Problem 1: Find these integrals

(a) \int (e^-4x+1) dx= -1/4*e^-4x+x+c

(b) \int₁³ x*(x²-2)⁷ dx, put u=x²-2, 1/2*\int_-1⁷ u⁷ du=1/16*u⁸ from -1 to 7 is 1/16*(7⁸-(-1)⁸).

(c) \int((sec(x))²tan(x) dx, put u=tan(x), so du=sec(x)²dx, \int u du= u²/2+c, so tan(x)²/2+c.

Problem 2: (a) Find \lim_x->Pi/2 sin(4x)/cos(x). Since sin(2Pi)=cos(Pi/2)=0, this is a 0/0 so we use L'Hopitals rule. We get

\lim_x->Pi/2 4cos(4x)/(-sin(x))=-4.

(b) lim_n->\infty 1/n*\sum_i=1 ((i/n)²+(i/n)). This is the limit of the Riemann sum approximations to the integral \int₀¹ (x²+x) dx= 1/3+1/2=5/6.

Problem 3: Find the area of the region bounded below by the curve y=3x and bounded above by the curve y=4-x².

These curves intersect when 3x=4-x², or x=1, x=-4. So the area is \int_-4¹ (4-x²-3x) dx= 4x-x³/3-3x²/2 evaluated from -4 to 1, which is 125/6.

Problem 4: True or False? (Please give your reason in complete sentences.

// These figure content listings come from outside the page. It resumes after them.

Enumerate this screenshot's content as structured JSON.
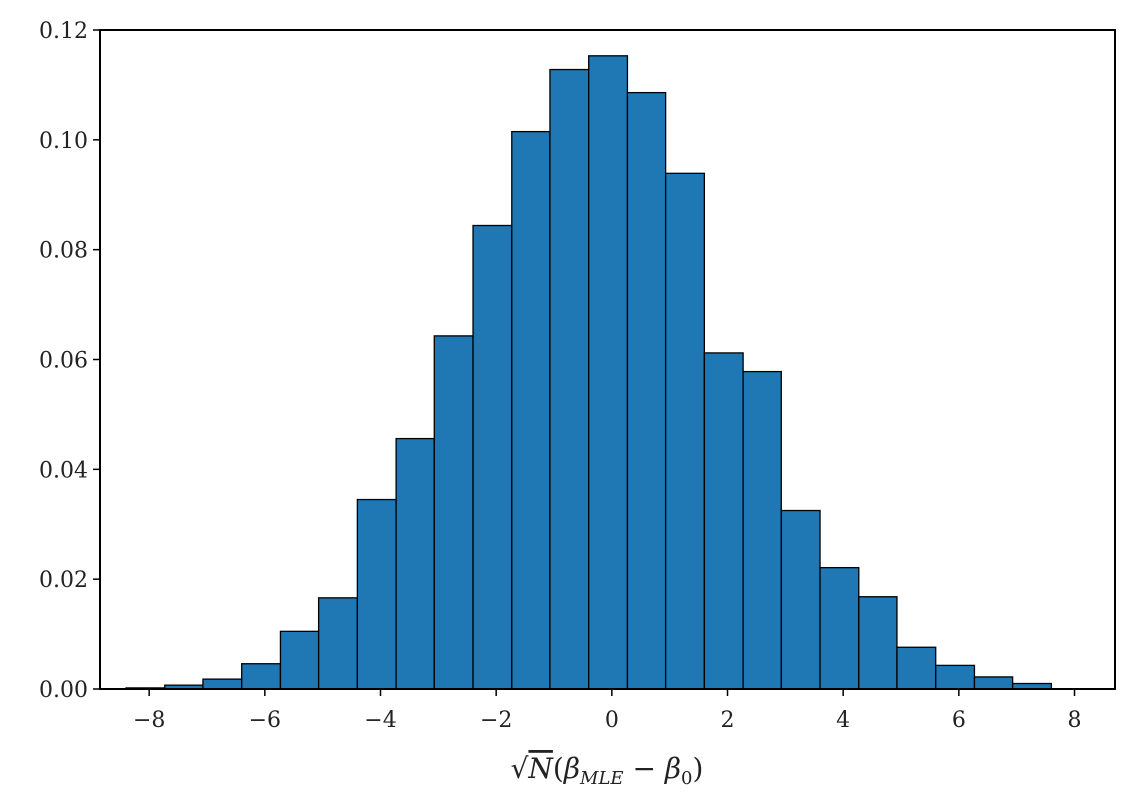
{
  "chart_data": {
    "type": "bar",
    "bins": [
      {
        "x0": -8.4,
        "x1": -7.73,
        "value": 0.0002
      },
      {
        "x0": -7.73,
        "x1": -7.07,
        "value": 0.0007
      },
      {
        "x0": -7.07,
        "x1": -6.4,
        "value": 0.0018
      },
      {
        "x0": -6.4,
        "x1": -5.73,
        "value": 0.0046
      },
      {
        "x0": -5.73,
        "x1": -5.07,
        "value": 0.0105
      },
      {
        "x0": -5.07,
        "x1": -4.4,
        "value": 0.0166
      },
      {
        "x0": -4.4,
        "x1": -3.73,
        "value": 0.0345
      },
      {
        "x0": -3.73,
        "x1": -3.07,
        "value": 0.0456
      },
      {
        "x0": -3.07,
        "x1": -2.4,
        "value": 0.0643
      },
      {
        "x0": -2.4,
        "x1": -1.73,
        "value": 0.0844
      },
      {
        "x0": -1.73,
        "x1": -1.07,
        "value": 0.1015
      },
      {
        "x0": -1.07,
        "x1": -0.4,
        "value": 0.1128
      },
      {
        "x0": -0.4,
        "x1": 0.27,
        "value": 0.1153
      },
      {
        "x0": 0.27,
        "x1": 0.93,
        "value": 0.1086
      },
      {
        "x0": 0.93,
        "x1": 1.6,
        "value": 0.0939
      },
      {
        "x0": 1.6,
        "x1": 2.27,
        "value": 0.0612
      },
      {
        "x0": 2.27,
        "x1": 2.93,
        "value": 0.0578
      },
      {
        "x0": 2.93,
        "x1": 3.6,
        "value": 0.0325
      },
      {
        "x0": 3.6,
        "x1": 4.27,
        "value": 0.0221
      },
      {
        "x0": 4.27,
        "x1": 4.93,
        "value": 0.0168
      },
      {
        "x0": 4.93,
        "x1": 5.6,
        "value": 0.0076
      },
      {
        "x0": 5.6,
        "x1": 6.27,
        "value": 0.0043
      },
      {
        "x0": 6.27,
        "x1": 6.93,
        "value": 0.0022
      },
      {
        "x0": 6.93,
        "x1": 7.6,
        "value": 0.001
      }
    ],
    "xlim": [
      -8.85,
      8.7
    ],
    "ylim": [
      0,
      0.12
    ],
    "xticks": [
      -8,
      -6,
      -4,
      -2,
      0,
      2,
      4,
      6,
      8
    ],
    "xtick_labels": [
      "−8",
      "−6",
      "−4",
      "−2",
      "0",
      "2",
      "4",
      "6",
      "8"
    ],
    "yticks": [
      0,
      0.02,
      0.04,
      0.06,
      0.08,
      0.1,
      0.12
    ],
    "ytick_labels": [
      "0.00",
      "0.02",
      "0.04",
      "0.06",
      "0.08",
      "0.10",
      "0.12"
    ],
    "xlabel": "√N(βMLE − β0)",
    "ylabel": "",
    "title": "",
    "grid": false,
    "bar_color": "#1f77b4",
    "edge_color": "#000000"
  }
}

An answer alone is worth zero.) If we define for x>0, F(x)=\int_x ^2x 1/t dt, then F(x) is a constant independent of x.

Solution #1: True. F(x)=ln(2x)-ln(x)=ln(x)+ln(2)-ln(x)=ln(2) is independent of x.

Solution #2: True. F '(x)=1/(2x)*2-1/x=0, so F(x) must be a constant, independent of x.

Problem 5: A rectangular box with square top and bottom is to be built with fixed volume V. The top and bottom cost $3 per square inch and the sides cost $1 per square inch. Find the dimensions of the cheapest box.

Let the square bottom and top have side lengths x, let the height be h. Then x²*h=V. The cost of the box is

cost=2*x²*3+4*x*h=6x²+4*x*V/x²=6x²+4V/x.

If we take d/dx we get d/dx(cost)= 12x-4V/x²=0 when x³=V/3, so x=cube root of V/3, and h= V/(cube root (V/3))².

This is a local min, from either the first or second derivative tests. The cost goes to infinity as x approaches the endpoints of x=0 and x=infinity, so it is the global min too.